Поздней осенью ехал на крыше вагона, тогда вместо пригородных электричек ходили паровики со странными сборными составами из купейных и мягких вагонов, всегда переполненных, — ехал на крыше, он привык так ездить, ловко взбирался наверх и даже перескакивал с вагона на вагон, подпираясь костылем; ехал пьяный, злой, стоя в полный рост на ритмично стучащей, покатой, как лошадиная спина, крыше, в паровозном дыму, в остро секущих крупинках горячей сажи; ехал, ругаясь и кому-то грозя костылем, а поезд, набирая ход, скользнул под железную эстакаду, под низкий мост, едва не задевавший трубу паровоза, — и даже вскрика, даже стона никто не услышал…

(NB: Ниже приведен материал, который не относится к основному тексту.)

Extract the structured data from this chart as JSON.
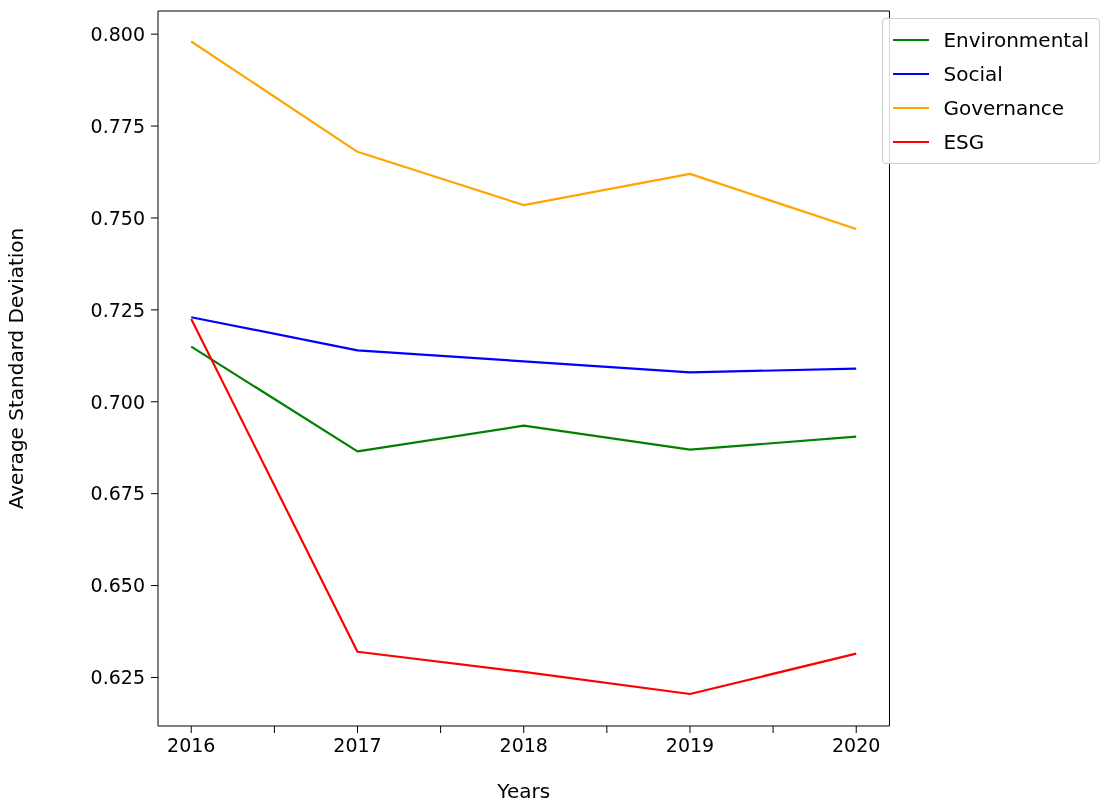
{
  "chart_data": {
    "type": "line",
    "xlabel": "Years",
    "ylabel": "Average Standard Deviation",
    "x": [
      2016,
      2017,
      2018,
      2019,
      2020
    ],
    "series": [
      {
        "name": "Environmental",
        "color": "#008000",
        "values": [
          0.715,
          0.6865,
          0.6935,
          0.687,
          0.6905
        ]
      },
      {
        "name": "Social",
        "color": "#0000ff",
        "values": [
          0.723,
          0.714,
          0.711,
          0.708,
          0.709
        ]
      },
      {
        "name": "Governance",
        "color": "#ffa500",
        "values": [
          0.798,
          0.768,
          0.7535,
          0.762,
          0.747
        ]
      },
      {
        "name": "ESG",
        "color": "#ff0000",
        "values": [
          0.7225,
          0.632,
          0.6265,
          0.6205,
          0.6315
        ]
      }
    ],
    "xlim": [
      2015.8,
      2020.2
    ],
    "xticks": [
      2016,
      {
        "value": 2016.5,
        "label": null
      },
      2017,
      {
        "value": 2017.5,
        "label": null
      },
      2018,
      {
        "value": 2018.5,
        "label": null
      },
      2019,
      {
        "value": 2019.5,
        "label": null
      },
      2020
    ],
    "ylim": [
      0.6118,
      0.8063
    ],
    "yticks": [
      {
        "value": 0.625,
        "label": "0.625"
      },
      {
        "value": 0.65,
        "label": "0.650"
      },
      {
        "value": 0.675,
        "label": "0.675"
      },
      {
        "value": 0.7,
        "label": "0.700"
      },
      {
        "value": 0.725,
        "label": "0.725"
      },
      {
        "value": 0.75,
        "label": "0.750"
      },
      {
        "value": 0.775,
        "label": "0.775"
      },
      {
        "value": 0.8,
        "label": "0.800"
      }
    ],
    "grid": false,
    "legend": "top right",
    "marker": "none",
    "line_style": "solid"
  }
}
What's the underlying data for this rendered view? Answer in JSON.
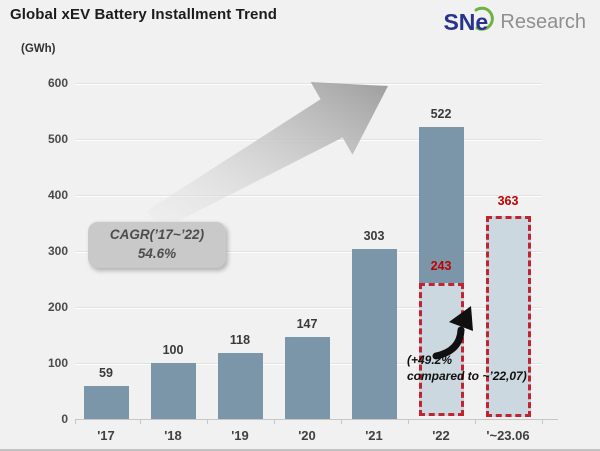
{
  "header": {
    "title": "Global xEV Battery Installment Trend",
    "logo_sn": "SN",
    "logo_e": "e",
    "logo_research": "Research"
  },
  "chart_data": {
    "type": "bar",
    "title": "Global xEV Battery Installment Trend",
    "unit_label": "(GWh)",
    "xlabel": "",
    "ylabel": "GWh",
    "ylim": [
      0,
      600
    ],
    "yticks": [
      0,
      100,
      200,
      300,
      400,
      500,
      600
    ],
    "grid": true,
    "legend": "none",
    "categories": [
      "'17",
      "'18",
      "'19",
      "'20",
      "'21",
      "'22",
      "'~23.06"
    ],
    "values": [
      59,
      100,
      118,
      147,
      303,
      522,
      363
    ],
    "bars": [
      {
        "label": "'17",
        "value": 59,
        "style": "solid"
      },
      {
        "label": "'18",
        "value": 100,
        "style": "solid"
      },
      {
        "label": "'19",
        "value": 118,
        "style": "solid"
      },
      {
        "label": "'20",
        "value": 147,
        "style": "solid"
      },
      {
        "label": "'21",
        "value": 303,
        "style": "solid"
      },
      {
        "label": "'22",
        "value": 522,
        "style": "split",
        "split_value": 243
      },
      {
        "label": "'~23.06",
        "value": 363,
        "style": "outline"
      }
    ],
    "annotations": {
      "cagr_line1": "CAGR(’17~’22)",
      "cagr_line2": "54.6%",
      "comparison_line1": "(+49.2%",
      "comparison_line2": "compared to ~’22,07)"
    },
    "colors": {
      "bar_solid": "#7c96a9",
      "bar_light_fill": "#ccd8e0",
      "dashed_border": "#c22330",
      "highlight_text": "#c00000",
      "label_text": "#3a3a3a",
      "background": "#f1f1f2",
      "logo_blue": "#27348b",
      "logo_green": "#6cb33f"
    }
  }
}
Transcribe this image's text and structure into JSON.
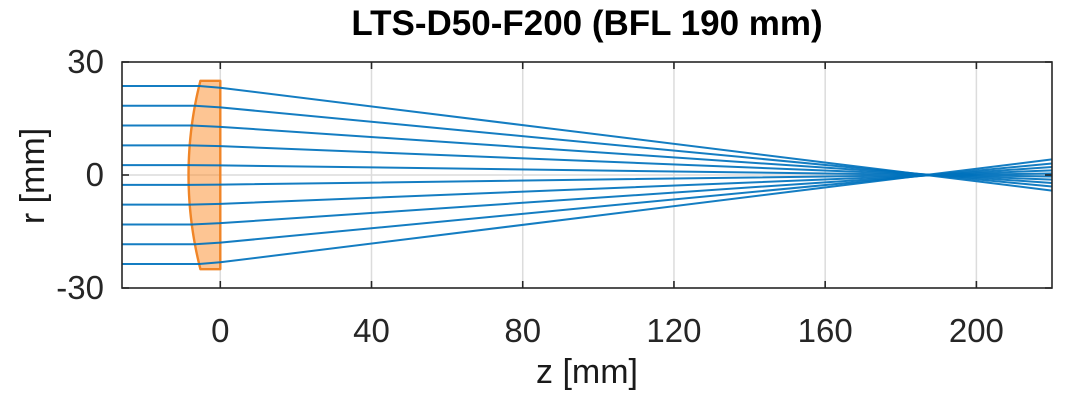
{
  "chart_data": {
    "type": "line",
    "title": "LTS-D50-F200 (BFL 190 mm)",
    "xlabel": "z [mm]",
    "ylabel": "r [mm]",
    "xlim": [
      -26,
      220
    ],
    "ylim": [
      -30,
      30
    ],
    "xticks": [
      0,
      40,
      80,
      120,
      160,
      200
    ],
    "yticks": [
      -30,
      0,
      30
    ],
    "grid": true,
    "legend": "none",
    "colors": {
      "ray": "#0072BD",
      "lens_fill": "#FB8C28",
      "lens_fill_opacity": 0.5,
      "lens_edge": "#F08527",
      "grid": "#DCDCDC",
      "axis": "#262626",
      "tick_label": "#262626"
    },
    "lens": {
      "shape": "plano-convex, convex side facing left",
      "semi_diameter_mm": 25,
      "flat_face_z_mm": 0,
      "vertex_z_mm": -8.4,
      "convex_radius_mm": 101
    },
    "rays": [
      {
        "start_r_mm": 23.625,
        "points_z_r": [
          [
            -26,
            23.625
          ],
          [
            -5.598,
            23.625
          ],
          [
            0,
            23.169
          ],
          [
            220,
            -4.138
          ]
        ]
      },
      {
        "start_r_mm": 18.375,
        "points_z_r": [
          [
            -26,
            18.375
          ],
          [
            -6.714,
            18.375
          ],
          [
            0,
            17.953
          ],
          [
            220,
            -3.064
          ]
        ]
      },
      {
        "start_r_mm": 13.125,
        "points_z_r": [
          [
            -26,
            13.125
          ],
          [
            -7.544,
            13.125
          ],
          [
            0,
            12.789
          ],
          [
            220,
            -2.108
          ]
        ]
      },
      {
        "start_r_mm": 7.875,
        "points_z_r": [
          [
            -26,
            7.875
          ],
          [
            -8.093,
            7.875
          ],
          [
            0,
            7.66
          ],
          [
            220,
            -1.234
          ]
        ]
      },
      {
        "start_r_mm": 2.625,
        "points_z_r": [
          [
            -26,
            2.625
          ],
          [
            -8.366,
            2.625
          ],
          [
            0,
            2.551
          ],
          [
            220,
            -0.407
          ]
        ]
      },
      {
        "start_r_mm": -2.625,
        "points_z_r": [
          [
            -26,
            -2.625
          ],
          [
            -8.366,
            -2.625
          ],
          [
            0,
            -2.551
          ],
          [
            220,
            0.407
          ]
        ]
      },
      {
        "start_r_mm": -7.875,
        "points_z_r": [
          [
            -26,
            -7.875
          ],
          [
            -8.093,
            -7.875
          ],
          [
            0,
            -7.66
          ],
          [
            220,
            1.234
          ]
        ]
      },
      {
        "start_r_mm": -13.125,
        "points_z_r": [
          [
            -26,
            -13.125
          ],
          [
            -7.544,
            -13.125
          ],
          [
            0,
            -12.789
          ],
          [
            220,
            2.108
          ]
        ]
      },
      {
        "start_r_mm": -18.375,
        "points_z_r": [
          [
            -26,
            -18.375
          ],
          [
            -6.714,
            -18.375
          ],
          [
            0,
            -17.953
          ],
          [
            220,
            3.064
          ]
        ]
      },
      {
        "start_r_mm": -23.625,
        "points_z_r": [
          [
            -26,
            -23.625
          ],
          [
            -5.598,
            -23.625
          ],
          [
            0,
            -23.169
          ],
          [
            220,
            4.138
          ]
        ]
      }
    ]
  }
}
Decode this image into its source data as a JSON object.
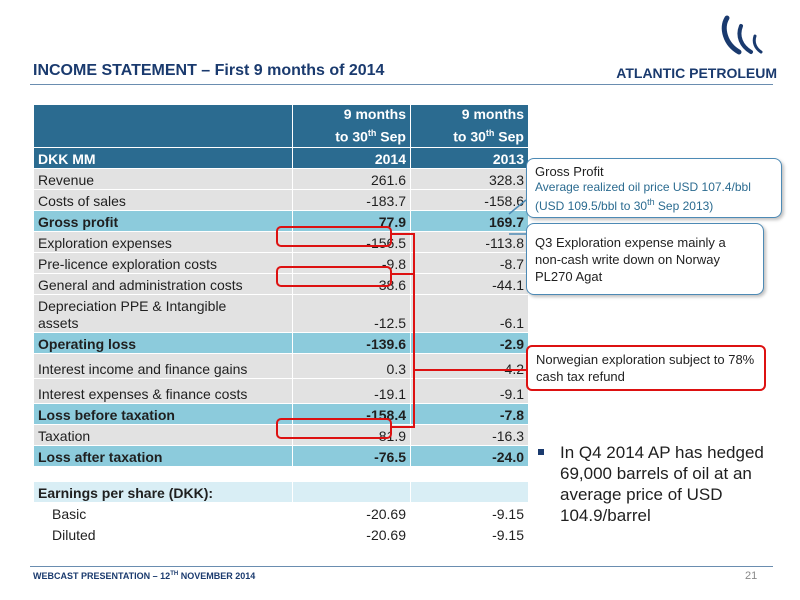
{
  "title": "INCOME STATEMENT – First 9 months of 2014",
  "logo": {
    "text": "ATLANTIC PETROLEUM"
  },
  "table": {
    "col1_line1": "9 months",
    "col1_line2": "to 30",
    "col1_sup": "th",
    "col1_line2b": " Sep",
    "col2_line1": "9 months",
    "col2_line2": "to 30",
    "col2_sup": "th",
    "col2_line2b": " Sep",
    "unit": "DKK MM",
    "year1": "2014",
    "year2": "2013",
    "rows": [
      {
        "label": "Revenue",
        "v1": "261.6",
        "v2": "328.3"
      },
      {
        "label": "Costs of sales",
        "v1": "-183.7",
        "v2": "-158.6"
      },
      {
        "label": "Gross profit",
        "v1": "77.9",
        "v2": "169.7"
      },
      {
        "label": "Exploration expenses",
        "v1": "-156.5",
        "v2": "-113.8"
      },
      {
        "label": "Pre-licence exploration costs",
        "v1": "-9.8",
        "v2": "-8.7"
      },
      {
        "label": "General and administration costs",
        "v1": "-38.6",
        "v2": "-44.1"
      },
      {
        "label_line1": "Depreciation PPE & Intangible",
        "label_line2": "assets",
        "v1": "-12.5",
        "v2": "-6.1"
      },
      {
        "label": "Operating loss",
        "v1": "-139.6",
        "v2": "-2.9"
      },
      {
        "label": "Interest income and finance gains",
        "v1": "0.3",
        "v2": "4.2"
      },
      {
        "label": "Interest expenses & finance costs",
        "v1": "-19.1",
        "v2": "-9.1"
      },
      {
        "label": "Loss before taxation",
        "v1": "-158.4",
        "v2": "-7.8"
      },
      {
        "label": "Taxation",
        "v1": "81.9",
        "v2": "-16.3"
      },
      {
        "label": "Loss after taxation",
        "v1": "-76.5",
        "v2": "-24.0"
      }
    ],
    "eps_header": "Earnings per share (DKK):",
    "eps": [
      {
        "label": "Basic",
        "v1": "-20.69",
        "v2": "-9.15"
      },
      {
        "label": "Diluted",
        "v1": "-20.69",
        "v2": "-9.15"
      }
    ]
  },
  "callouts": {
    "gross_title": "Gross Profit",
    "gross_sub1": "Average realized oil price USD 107.4/bbl",
    "gross_sub2a": "(USD 109.5/bbl to 30",
    "gross_sub2_sup": "th",
    "gross_sub2b": " Sep 2013)",
    "q3": "Q3 Exploration expense mainly a non-cash write down on Norway PL270 Agat",
    "norway": "Norwegian exploration subject to 78% cash tax refund"
  },
  "bullet": "In Q4 2014 AP has hedged 69,000 barrels of oil at an average price of USD 104.9/barrel",
  "footer": {
    "text_a": "WEBCAST PRESENTATION – 12",
    "text_sup": "TH",
    "text_b": " NOVEMBER 2014",
    "page": "21"
  },
  "colors": {
    "header": "#2b6b90",
    "bold_row": "#8ccbdc",
    "plain_row": "#e2e2e2",
    "highlight": "#dd1111",
    "title": "#1a3a6e"
  }
}
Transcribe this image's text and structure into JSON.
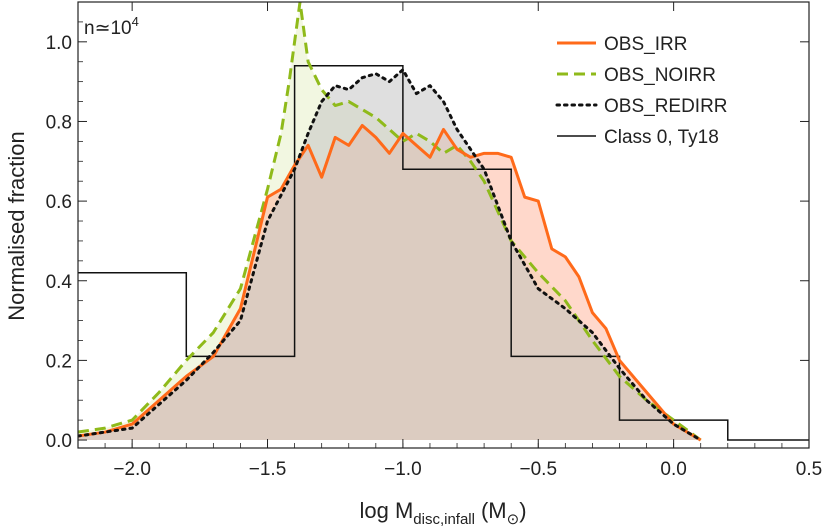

Хоронили его буднично, быстро, с какой-то пугающей деловитостью. Отец Лени Киреева, шофер, пригнал в обеденный перерыв совхозную трехтонку, мужики вынесли гроб, со скрипом задвинули в кузов, влезли сами, встали у кабины. Трехтонка, прибавляя скорость, пошла по дороге на кладбище, и реденькая толпа провожавших заторопилась, почти побежала следом за раскачивавшейся, гремевшей бортами машиной.
Бабка Соня, как говорят, в тот день не плакала.
Я хочу, хочу представить себе и не могу представить, как она смогла это — выжить потом, в те послевоенные годы, выжить и все вытерпеть, и поставить на ноги внука, хилого, вечно болевшего ребенка, про которого даже врачи обмолвились однажды, что не жилец он на свете.